|Addition of an ALCOGUM® or ALCOGUM
L-SERIES rheology modifier to an aqueous system is noted by a significant
increase in the viscosity of the system. This response is typically
referred to as thickening the system. The degree of thickening
is a function of the thickener or rheology modifier selected,
the level used, and the shear rate at which the system is measured.
Arkem offers a broad range of thickeners and rheology modifiers
to assist in formulating products for application areas including
paper and paperboard coating, adhesive and textile compounding,
paint formulation, and cleaning compositions, among many others.
|Rheology is defined as the study of the deformation
and flow of matter. The deformation or flow is in response
to an external stress applied to a fluid system. The viscosity
of a fluid system is a measure of the fluid’s resistance
to flow. ALCOGUM® and ALCOGUM
L-SERIES rheology modifiers
enable the formulator to design optimized performance into
products in a broad range of application areas including paper
and paperboard coating, adhesive and textile compounding, paint
formulation, cleaning compositions among many others.

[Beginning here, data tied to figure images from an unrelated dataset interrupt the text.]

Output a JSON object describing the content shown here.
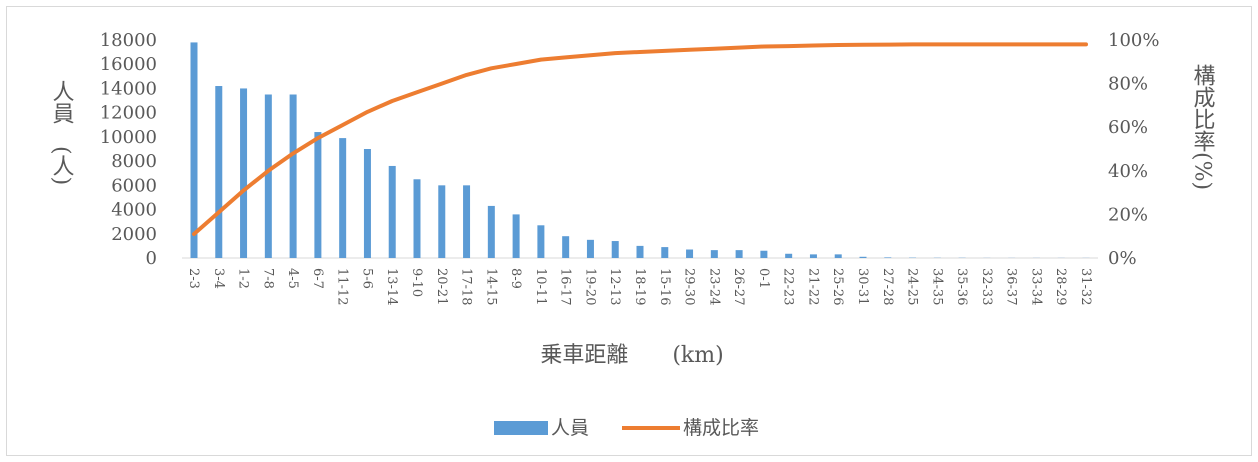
{
  "chart_data": {
    "type": "bar",
    "categories": [
      "2-3",
      "3-4",
      "1-2",
      "7-8",
      "4-5",
      "6-7",
      "11-12",
      "5-6",
      "13-14",
      "9-10",
      "20-21",
      "17-18",
      "14-15",
      "8-9",
      "10-11",
      "16-17",
      "19-20",
      "12-13",
      "18-19",
      "15-16",
      "29-30",
      "23-24",
      "26-27",
      "0-1",
      "22-23",
      "21-22",
      "25-26",
      "30-31",
      "27-28",
      "24-25",
      "34-35",
      "35-36",
      "32-33",
      "36-37",
      "33-34",
      "28-29",
      "31-32"
    ],
    "series": [
      {
        "name": "人員",
        "type": "bar",
        "axis": "left",
        "color": "#5b9bd5",
        "values": [
          17800,
          14200,
          14000,
          13500,
          13500,
          10400,
          9900,
          9000,
          7600,
          6500,
          6000,
          6000,
          4300,
          3600,
          2700,
          1800,
          1500,
          1400,
          1000,
          900,
          700,
          650,
          650,
          600,
          350,
          300,
          300,
          100,
          50,
          30,
          20,
          20,
          10,
          10,
          10,
          10,
          10
        ]
      },
      {
        "name": "構成比率",
        "type": "line",
        "axis": "right",
        "color": "#ed7d31",
        "values": [
          11,
          21,
          31,
          40,
          48,
          55,
          61,
          67,
          72,
          76,
          80,
          84,
          87,
          89,
          91,
          92,
          93,
          94,
          94.5,
          95,
          95.5,
          96,
          96.5,
          97,
          97.2,
          97.5,
          97.7,
          97.8,
          97.9,
          98,
          98,
          98,
          98,
          98,
          98,
          98,
          98
        ]
      }
    ],
    "xlabel": "乗車距離　　(km)",
    "ylabel": "人員　(人)",
    "ylabel_right": "構成比率(%)",
    "ylim": [
      0,
      18000
    ],
    "yticks": [
      0,
      2000,
      4000,
      6000,
      8000,
      10000,
      12000,
      14000,
      16000,
      18000
    ],
    "ylim_right": [
      0,
      100
    ],
    "yticks_right": [
      "0%",
      "20%",
      "40%",
      "60%",
      "80%",
      "100%"
    ],
    "grid": false,
    "legend": "bottom"
  }
}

|Scale and deposit control
|Arkem’s line of AQUATREAT® polymers
provide control of mineral scale and deposits using a combination
of three mechanisms: Threshold Inhibition, Dispersion, and
Threshold Inhibition defines the ability of the polymer to
maintain the solubility of an otherwise insoluble salt beyond
it’s normal or predicted limits at a sub-stoichiometric
level. This property allows Arkem’s AQUATREAT® products
to be powerful and cost effective tools in preventing precipitation
of various salts in a wide range of applications.
AQUATREAT® polymers are effective particulate dispersants. This
effect refers to the polymer’s ability to maintain a
stable distance between particles thus preventing agglomeration.
The end result can produce a suspension of particles in solution
or increase flowability of particles in systems where suspension
is not viable.
The crystal modification properties of polymers may be the
most powerful and most overlooked property of Arkem’s
AQUATREAT® products. These polymers have the unique ability
to modify forming inorganic crystals. Often, the severity of
the distortion will have a significant effect upon the properties
of the resultant crystal formation. An example of this effect
is in the control of calcium carbonate in industrial water
treatment systems. In these systems, calcium carbonate tends
to form in cubic structures called calcite. These calcite crystals
have large flats surfaces or faces which can tenaciously attach
to surfaces such as heat exchangers. This is a detrimental
effect as the buildup of these deposits will impede heat transfer
and plug the heat exchanger tubing. The addition of AQUATREAT® polymers can distort the forming calcite crystal such that
it’s ability to form a permanent attachment to a surface
is minimized and the surfaces are kept clean.
|Arkem polymers can provide both electrostatic
and steric stabilization of solid particulates in water, providing
a low viscosity suspension with good rheological properties.
Electrostatic stabilization comes from the coordination of
the polycarboxylates to the surface of the mineral particle.
The polymer is attracted to the surface by the particle positive
charge of the metal atom. For example, when dispersing calcium
carbonate, the anionic charge of the polymer is attracted to
the cationic charge of the calcium ion. The polymer is then
bound to the surface and, since it is overall negative in charge,
causes the particle to become more negatively charged. The
polymer then increases the negative surface potential (zeta
potential) of the particle. The more negative the zeta potential,
typically the more stable the dispersion as these negatively
charged particles repel each other and will not agglomerate.
Steric stabilization is accomplished when polymers attach to
the surface of particles but do not lie flat on the surface.
The polymers form loops and tails and increase the hydrodynamic
volume of the particle. This can prevent the particles from
getting close enough to coalesce and precipitate.